For three consecutive games, the Ravens have been shutout in the first quarter.
Instead of trying to establish the running game early, Joe Flacco should come out throwing against the Dolphins in Week 5. Try to get Torrey Smith, the Ravens’ best receiver, some early touches. Give Flacco and all of his receivers a chance to find an early rhythm.
Trying to establish the running game early has not worked for the Ravens. Regardless of the opponent, the Ravens have been unable to run the football effectively this season. They expected to have success against the Bills, who entered the game ranked 30th in the NFL against the run. But the Ravens’ running game was throttled. They called six running plays in the first quarter, and never gained more than three yards on any of them.
In the second half, the Ravens abandoned the running game. They did not call a single running play in the third quarter, not even a draw. They only called two running plays in the entire second half, in a game they only lost by three points.
If you are going to abandon the run late, why not do it earlier? Start the game trying to move the football through the air. Spread the field, force the defense to honor the pass, and perhaps that will make it easier for the Ravens to run the football as the game progresses.

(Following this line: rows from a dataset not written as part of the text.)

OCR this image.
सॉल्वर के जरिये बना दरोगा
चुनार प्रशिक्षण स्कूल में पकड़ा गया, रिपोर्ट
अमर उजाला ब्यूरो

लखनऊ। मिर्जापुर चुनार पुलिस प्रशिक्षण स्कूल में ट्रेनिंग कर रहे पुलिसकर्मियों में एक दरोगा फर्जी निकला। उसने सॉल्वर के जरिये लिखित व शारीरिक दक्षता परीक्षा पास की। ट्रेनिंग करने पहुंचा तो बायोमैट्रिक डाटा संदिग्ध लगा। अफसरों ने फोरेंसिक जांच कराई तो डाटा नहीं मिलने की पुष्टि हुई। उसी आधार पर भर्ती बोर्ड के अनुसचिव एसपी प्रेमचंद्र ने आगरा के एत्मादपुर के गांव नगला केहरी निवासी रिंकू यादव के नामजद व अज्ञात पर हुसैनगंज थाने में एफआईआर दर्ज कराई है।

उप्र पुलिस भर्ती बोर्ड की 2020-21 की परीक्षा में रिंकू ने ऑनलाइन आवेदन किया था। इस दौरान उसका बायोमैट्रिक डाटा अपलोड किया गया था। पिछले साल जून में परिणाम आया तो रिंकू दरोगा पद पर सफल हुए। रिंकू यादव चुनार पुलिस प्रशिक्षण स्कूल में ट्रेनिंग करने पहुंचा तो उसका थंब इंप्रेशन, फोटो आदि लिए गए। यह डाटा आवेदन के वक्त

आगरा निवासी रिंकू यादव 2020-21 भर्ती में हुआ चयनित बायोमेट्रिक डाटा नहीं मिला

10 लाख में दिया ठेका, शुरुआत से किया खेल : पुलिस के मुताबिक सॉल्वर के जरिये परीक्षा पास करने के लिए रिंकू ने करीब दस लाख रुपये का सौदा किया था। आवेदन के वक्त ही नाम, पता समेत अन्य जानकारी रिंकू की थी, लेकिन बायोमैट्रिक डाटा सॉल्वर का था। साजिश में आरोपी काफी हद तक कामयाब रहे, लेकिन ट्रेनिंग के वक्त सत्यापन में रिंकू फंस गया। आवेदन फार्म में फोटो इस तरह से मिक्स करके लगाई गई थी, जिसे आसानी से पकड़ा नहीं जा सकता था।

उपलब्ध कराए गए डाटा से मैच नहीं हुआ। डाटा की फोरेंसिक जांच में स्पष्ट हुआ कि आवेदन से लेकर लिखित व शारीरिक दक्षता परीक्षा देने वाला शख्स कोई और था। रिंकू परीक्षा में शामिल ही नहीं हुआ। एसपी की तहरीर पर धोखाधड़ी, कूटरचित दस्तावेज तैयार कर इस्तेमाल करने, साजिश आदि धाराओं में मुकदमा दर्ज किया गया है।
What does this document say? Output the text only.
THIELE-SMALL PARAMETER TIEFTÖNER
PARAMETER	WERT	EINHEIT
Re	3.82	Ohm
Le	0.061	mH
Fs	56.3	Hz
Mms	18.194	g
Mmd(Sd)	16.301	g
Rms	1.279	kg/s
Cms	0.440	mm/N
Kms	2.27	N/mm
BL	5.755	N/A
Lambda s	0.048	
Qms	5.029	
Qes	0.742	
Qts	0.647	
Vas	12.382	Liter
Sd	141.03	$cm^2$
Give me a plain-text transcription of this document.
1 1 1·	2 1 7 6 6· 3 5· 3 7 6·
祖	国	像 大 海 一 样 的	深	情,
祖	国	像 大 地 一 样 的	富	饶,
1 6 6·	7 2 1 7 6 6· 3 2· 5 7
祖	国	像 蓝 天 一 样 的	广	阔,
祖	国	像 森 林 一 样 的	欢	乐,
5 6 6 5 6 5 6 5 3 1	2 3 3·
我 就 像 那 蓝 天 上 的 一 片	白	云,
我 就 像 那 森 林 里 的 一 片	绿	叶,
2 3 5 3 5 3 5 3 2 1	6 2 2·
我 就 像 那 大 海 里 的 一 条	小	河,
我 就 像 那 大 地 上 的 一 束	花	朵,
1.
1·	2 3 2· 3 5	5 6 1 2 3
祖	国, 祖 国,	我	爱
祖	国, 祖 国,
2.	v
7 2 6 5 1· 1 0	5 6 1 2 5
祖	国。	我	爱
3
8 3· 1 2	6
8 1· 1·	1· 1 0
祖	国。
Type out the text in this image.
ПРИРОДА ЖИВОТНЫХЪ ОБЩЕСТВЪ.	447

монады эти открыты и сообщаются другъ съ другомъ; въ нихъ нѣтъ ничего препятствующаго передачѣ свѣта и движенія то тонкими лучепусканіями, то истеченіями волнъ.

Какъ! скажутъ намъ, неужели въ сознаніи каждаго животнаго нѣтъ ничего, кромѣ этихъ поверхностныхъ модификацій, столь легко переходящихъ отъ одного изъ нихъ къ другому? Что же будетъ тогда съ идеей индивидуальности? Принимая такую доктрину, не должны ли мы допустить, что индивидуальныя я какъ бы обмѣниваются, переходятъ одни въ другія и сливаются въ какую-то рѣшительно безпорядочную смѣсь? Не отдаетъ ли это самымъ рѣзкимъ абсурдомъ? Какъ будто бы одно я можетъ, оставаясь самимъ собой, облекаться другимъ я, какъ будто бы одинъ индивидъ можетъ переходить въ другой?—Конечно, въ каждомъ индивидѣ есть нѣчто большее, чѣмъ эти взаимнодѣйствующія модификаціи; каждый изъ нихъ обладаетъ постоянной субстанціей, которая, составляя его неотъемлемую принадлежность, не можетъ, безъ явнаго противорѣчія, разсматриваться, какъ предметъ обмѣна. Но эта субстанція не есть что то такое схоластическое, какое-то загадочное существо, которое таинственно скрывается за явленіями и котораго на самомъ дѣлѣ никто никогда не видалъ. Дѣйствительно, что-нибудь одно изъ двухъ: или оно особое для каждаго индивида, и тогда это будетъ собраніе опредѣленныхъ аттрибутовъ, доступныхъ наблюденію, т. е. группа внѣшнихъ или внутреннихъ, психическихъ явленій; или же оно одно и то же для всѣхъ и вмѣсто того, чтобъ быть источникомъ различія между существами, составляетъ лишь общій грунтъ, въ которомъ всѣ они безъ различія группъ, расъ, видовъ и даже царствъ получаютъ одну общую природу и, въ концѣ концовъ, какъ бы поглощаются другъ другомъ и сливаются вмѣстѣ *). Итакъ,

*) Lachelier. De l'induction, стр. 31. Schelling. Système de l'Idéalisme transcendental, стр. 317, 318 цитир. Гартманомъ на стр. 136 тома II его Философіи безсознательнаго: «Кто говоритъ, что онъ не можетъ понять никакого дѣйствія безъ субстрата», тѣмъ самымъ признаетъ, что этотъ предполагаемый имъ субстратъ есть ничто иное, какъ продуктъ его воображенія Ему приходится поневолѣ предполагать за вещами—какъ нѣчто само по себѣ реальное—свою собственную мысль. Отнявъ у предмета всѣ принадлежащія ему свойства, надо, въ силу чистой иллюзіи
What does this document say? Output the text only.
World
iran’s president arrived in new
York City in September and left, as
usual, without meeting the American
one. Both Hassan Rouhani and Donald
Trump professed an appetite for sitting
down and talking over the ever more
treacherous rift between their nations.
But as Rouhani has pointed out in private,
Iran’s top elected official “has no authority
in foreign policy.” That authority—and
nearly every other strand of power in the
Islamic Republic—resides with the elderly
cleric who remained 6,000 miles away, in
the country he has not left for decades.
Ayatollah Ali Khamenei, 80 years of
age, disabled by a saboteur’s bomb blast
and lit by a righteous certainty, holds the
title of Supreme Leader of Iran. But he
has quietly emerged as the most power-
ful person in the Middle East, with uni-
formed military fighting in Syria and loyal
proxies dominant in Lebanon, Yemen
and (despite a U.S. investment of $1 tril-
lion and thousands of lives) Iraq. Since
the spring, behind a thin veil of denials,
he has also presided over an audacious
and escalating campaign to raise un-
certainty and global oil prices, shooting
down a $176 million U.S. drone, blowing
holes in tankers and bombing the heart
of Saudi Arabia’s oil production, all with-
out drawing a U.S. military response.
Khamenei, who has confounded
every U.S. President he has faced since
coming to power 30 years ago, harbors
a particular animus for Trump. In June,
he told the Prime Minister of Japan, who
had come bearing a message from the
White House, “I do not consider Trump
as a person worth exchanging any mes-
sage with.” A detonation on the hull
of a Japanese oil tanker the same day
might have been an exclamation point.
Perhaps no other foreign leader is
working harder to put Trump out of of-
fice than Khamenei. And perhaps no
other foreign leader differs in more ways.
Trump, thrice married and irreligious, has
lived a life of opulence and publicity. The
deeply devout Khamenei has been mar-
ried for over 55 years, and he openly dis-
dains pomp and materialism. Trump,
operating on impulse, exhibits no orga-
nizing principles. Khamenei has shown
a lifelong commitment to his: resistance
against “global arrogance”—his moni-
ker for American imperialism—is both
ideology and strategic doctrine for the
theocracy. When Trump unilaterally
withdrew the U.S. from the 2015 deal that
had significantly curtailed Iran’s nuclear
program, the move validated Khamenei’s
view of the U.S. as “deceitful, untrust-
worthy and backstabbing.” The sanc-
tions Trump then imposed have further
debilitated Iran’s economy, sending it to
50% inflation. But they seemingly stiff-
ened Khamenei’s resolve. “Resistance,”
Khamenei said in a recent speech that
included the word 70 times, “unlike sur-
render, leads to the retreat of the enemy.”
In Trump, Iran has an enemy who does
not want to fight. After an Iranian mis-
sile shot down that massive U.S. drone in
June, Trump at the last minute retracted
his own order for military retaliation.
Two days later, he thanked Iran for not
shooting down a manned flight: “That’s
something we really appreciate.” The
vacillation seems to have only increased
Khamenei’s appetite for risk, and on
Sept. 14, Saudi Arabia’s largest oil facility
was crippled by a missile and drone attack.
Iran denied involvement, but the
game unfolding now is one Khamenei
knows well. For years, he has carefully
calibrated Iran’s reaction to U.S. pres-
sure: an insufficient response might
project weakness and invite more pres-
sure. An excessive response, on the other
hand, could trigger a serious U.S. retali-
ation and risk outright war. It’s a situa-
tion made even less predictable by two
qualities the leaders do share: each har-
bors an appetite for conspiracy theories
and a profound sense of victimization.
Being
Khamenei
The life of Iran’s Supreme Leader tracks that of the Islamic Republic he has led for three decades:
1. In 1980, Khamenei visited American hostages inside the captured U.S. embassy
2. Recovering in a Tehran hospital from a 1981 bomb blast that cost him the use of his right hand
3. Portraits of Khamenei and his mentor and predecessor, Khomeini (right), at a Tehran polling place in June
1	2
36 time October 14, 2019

There has been much consternation about the Ravens only calling nine running plays against the Bills, while Flacco threw the ball 50 times. It’s a valid concern. It will be hard for the Ravens to win consistently with that kind of lopsided run-pass ratio.
However, there may not be a quick solution to fixing the running game. So far, the Ravens have been perplexed by the problem. They have two quality running backs in Ray Rice and Bernard Pierce. They thought the offensive line would be a strong point, with four starters returning from the unit that played so well during the Super Bowl run.
Yet, the Ravens’ run struggles have continued. It’s a problem that could linger all season. At this point, trying to establish the running game early seems like an exercise in futility. The result has been slow starts offensively, and getting into numerous second-and-long, and third-and-long situations.
The Ravens should throw more early. If the Ravens can start faster, maybe even score points in the first quarter, playing catch-up in the second half may not be necessary. Maybe they can run the ball more effectively in the second half, against a defense that is slightly more fatigued.
You can win in today’s NFL without a stellar running attack. But it’s hard to play catch-up on the road and expect to win consistently.
Next Sunday in South Florida against the Dolphins, the Ravens need to figure out how to start the game faster. Flacco is not going to throw five interceptions every week. Instead of relying on Flacco after the Ravens fall behind, put the ball in his hands early, and hope he has a hot start. Maybe the passing game can be the spark that helps ignite the running game.